Data movements in eFlows4HPC minimal workflow are orchestrated by the Data Logistics Service and defined within it as Airflow Pipelines. The pipelines formally are Direct Acyclic Graphs (DAGs) and are defined programmatically with Python.

Each DAG definition is comprised of set of tasks and additional metadata. The metadata can be used to, e.g., orchestrate periodic data movements. The tasks are then executed by Airflow workers. The most common type of tasks are Operators. Airflow provides a wide range of Operators to interact with different data services and storages. It is also possible to create own operators.

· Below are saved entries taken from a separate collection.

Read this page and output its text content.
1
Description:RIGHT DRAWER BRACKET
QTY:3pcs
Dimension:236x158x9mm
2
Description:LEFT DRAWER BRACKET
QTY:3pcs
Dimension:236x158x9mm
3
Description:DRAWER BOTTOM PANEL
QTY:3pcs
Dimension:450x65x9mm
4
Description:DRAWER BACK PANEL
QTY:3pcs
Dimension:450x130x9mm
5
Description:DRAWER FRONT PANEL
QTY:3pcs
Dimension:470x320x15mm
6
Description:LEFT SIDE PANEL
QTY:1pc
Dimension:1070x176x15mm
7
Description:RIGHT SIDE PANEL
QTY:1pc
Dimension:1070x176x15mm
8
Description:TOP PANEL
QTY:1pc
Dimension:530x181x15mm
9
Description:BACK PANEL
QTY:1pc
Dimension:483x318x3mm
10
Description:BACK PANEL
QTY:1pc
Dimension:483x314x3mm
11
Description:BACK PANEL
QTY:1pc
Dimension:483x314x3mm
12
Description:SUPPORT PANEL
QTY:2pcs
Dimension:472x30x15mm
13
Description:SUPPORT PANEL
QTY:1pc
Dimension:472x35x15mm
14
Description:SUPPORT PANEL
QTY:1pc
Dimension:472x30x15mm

Following will provide a short introduction to Data Logistics Pipelines based on the example of the eFlows4HPC minimal workflow. The complete source code of the minimal workflow pipeline can be found in repository. The workflow is build following the principle of Extract Transform Load (ETL) and uses Airflow taskflow API to define a DAG.

DAG Definition

The structure of DAG is defined as follows:

@dag(default_args=default_args, schedule_interval=None, start_date=days_ago(2), tags=['example'])
def taskflow_example():

    @task
    def setup(**kwargs):
       ....

    @task(multiple_outputs=True)
    def extract(conn_id, **kwargs):
       ....

    ....

    conn_id = setup()
    data = extract(conn_id)
    files = transform(data)
    ucid = load(connection_id = conn_id, files=files)
    remove(conn_id=ucid)

dag = taskflow_example()

The DAG is defined as a Python annotated function taskflow_example. The submethods annotated with @task are Operators, finally the dependencies between tasks emerge from the order of function calls in the taskflow_example method.

Data Movement Tasks

The minimal workflow encompasses following data movements:

download from B2SHARE repository,
upload to target system with SCP/SFTP,
upload computation results to B2SHARE repository.

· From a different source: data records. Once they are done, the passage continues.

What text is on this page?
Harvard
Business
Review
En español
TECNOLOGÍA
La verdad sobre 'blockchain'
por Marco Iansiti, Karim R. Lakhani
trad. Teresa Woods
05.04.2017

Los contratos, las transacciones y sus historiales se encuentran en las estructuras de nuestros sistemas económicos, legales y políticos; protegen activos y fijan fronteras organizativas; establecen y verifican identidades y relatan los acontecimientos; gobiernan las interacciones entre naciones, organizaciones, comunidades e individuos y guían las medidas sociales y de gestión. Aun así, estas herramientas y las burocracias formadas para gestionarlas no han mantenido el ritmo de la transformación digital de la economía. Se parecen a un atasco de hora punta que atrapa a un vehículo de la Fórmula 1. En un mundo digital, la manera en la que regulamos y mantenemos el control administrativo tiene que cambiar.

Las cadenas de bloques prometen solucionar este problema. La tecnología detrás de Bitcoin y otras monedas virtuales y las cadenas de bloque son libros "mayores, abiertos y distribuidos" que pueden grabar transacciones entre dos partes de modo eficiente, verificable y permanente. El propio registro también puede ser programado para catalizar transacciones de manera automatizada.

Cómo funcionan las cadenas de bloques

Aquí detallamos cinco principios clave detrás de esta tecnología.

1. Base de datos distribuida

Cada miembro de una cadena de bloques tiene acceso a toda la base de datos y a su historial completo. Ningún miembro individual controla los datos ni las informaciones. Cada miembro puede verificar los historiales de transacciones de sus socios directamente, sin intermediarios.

The code for accessing and downloading from B2SHARE can be seen in repository. Objects in B2SHARE comprise of an id, set of metadata and list of files. To identify which object needs to be downloaded, the object id needs to be passed to the DAG as an oid parameter. The workflow will then locate the object in the B2SHARE, retrieve the list of its files (extract task), and download the files to the local storage with the transform task. There is also an example of streaming pipeline (which does not download to local storage but rather directly to target location), it can be found in repository.

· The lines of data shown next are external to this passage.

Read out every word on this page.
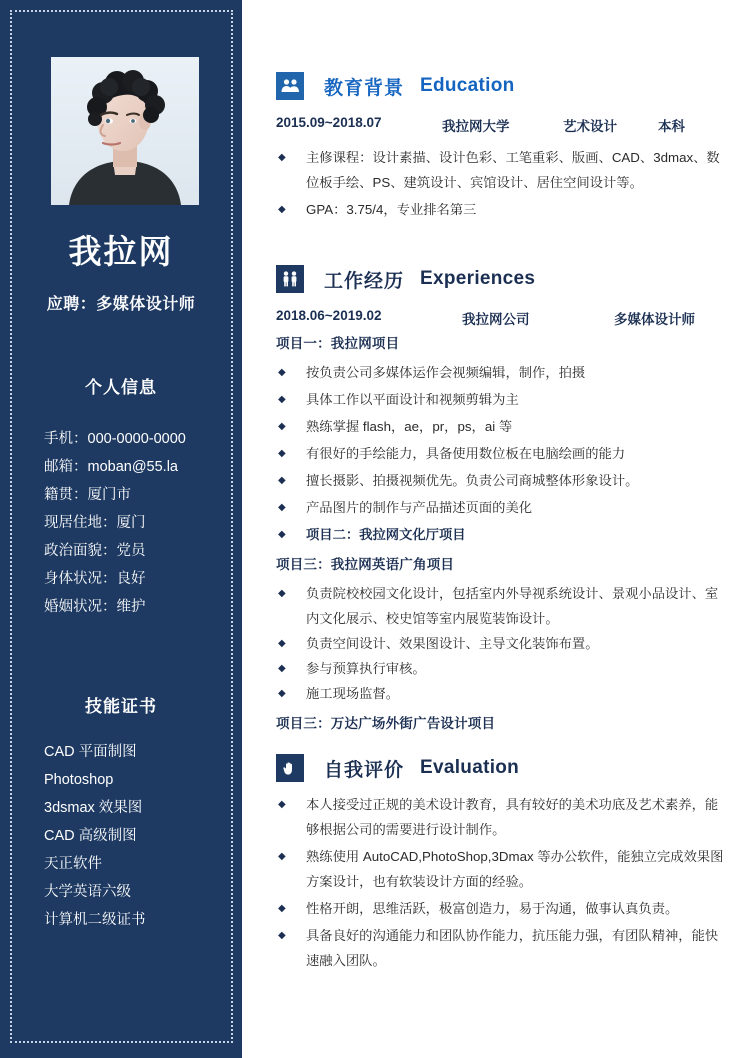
我拉网
应聘：多媒体设计师
个人信息
手机：000-0000-0000
邮箱：moban@55.la
籍贯：厦门市
现居住地：厦门
政治面貌：党员
身体状况：良好
婚姻状况：维护
技能证书
CAD 平面制图
Photoshop
3dsmax 效果图
CAD 高级制图
天正软件
大学英语六级
计算机二级证书
教育背景 Education
2015.09~2018.07	我拉网大学	艺术设计	本科
◆ 主修课程：设计素描、设计色彩、工笔重彩、版画、CAD、3dmax、数位板手绘、PS、建筑设计、宾馆设计、居住空间设计等。
◆ GPA：3.75/4，专业排名第三
工作经历 Experiences
2018.06~2019.02	我拉网公司	多媒体设计师
项目一：我拉网项目
◆ 按负责公司多媒体运作会视频编辑，制作，拍摄
◆ 具体工作以平面设计和视频剪辑为主
◆ 熟练掌握 flash，ae，pr，ps，ai 等
◆ 有很好的手绘能力，具备使用数位板在电脑绘画的能力
◆ 擅长摄影、拍摄视频优先。负责公司商城整体形象设计。
◆ 产品图片的制作与产品描述页面的美化
◆ 项目二：我拉网文化厅项目
项目三：我拉网英语广角项目
◆ 负责院校校园文化设计，包括室内外导视系统设计、景观小品设计、室内文化展示、校史馆等室内展览装饰设计。
◆ 负责空间设计、效果图设计、主导文化装饰布置。
◆ 参与预算执行审核。
◆ 施工现场监督。
项目三：万达广场外街广告设计项目
自我评价 Evaluation
◆ 本人接受过正规的美术设计教育，具有较好的美术功底及艺术素养，能够根据公司的需要进行设计制作。
◆ 熟练使用 AutoCAD,PhotoShop,3Dmax 等办公软件，能独立完成效果图方案设计，也有软装设计方面的经验。
◆ 性格开朗，思维活跃，极富创造力，易于沟通，做事认真负责。
◆ 具备良好的沟通能力和团队协作能力，抗压能力强，有团队精神，能快速融入团队。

Next step in data movement is to use SCP to upload the files from B2SHARE to the target system. This is done in the load task. The task uses functionality provided by Airflow to access SSH/SCP systems.

Connection setup

The credentials needed to access storages are passed to the DAG. Based on their content a temporary Airflow connection is created, used by Data Movement Tasks and removed subsequently. The connection management is taken care of by setup and remove tasks.

Closing remarks

Please review the examples in the repository to gain understanding how the data movements are realized. There are examples of upload/download to remote repository, streaming, accessing storages through SCP/SFTP or HTTP.

The repository also includes a set of tests and mocked tests to verify the correctness of the pipelines.

For local testing, you can use airflow standalone setup. Please refer to Airflow documentation for that.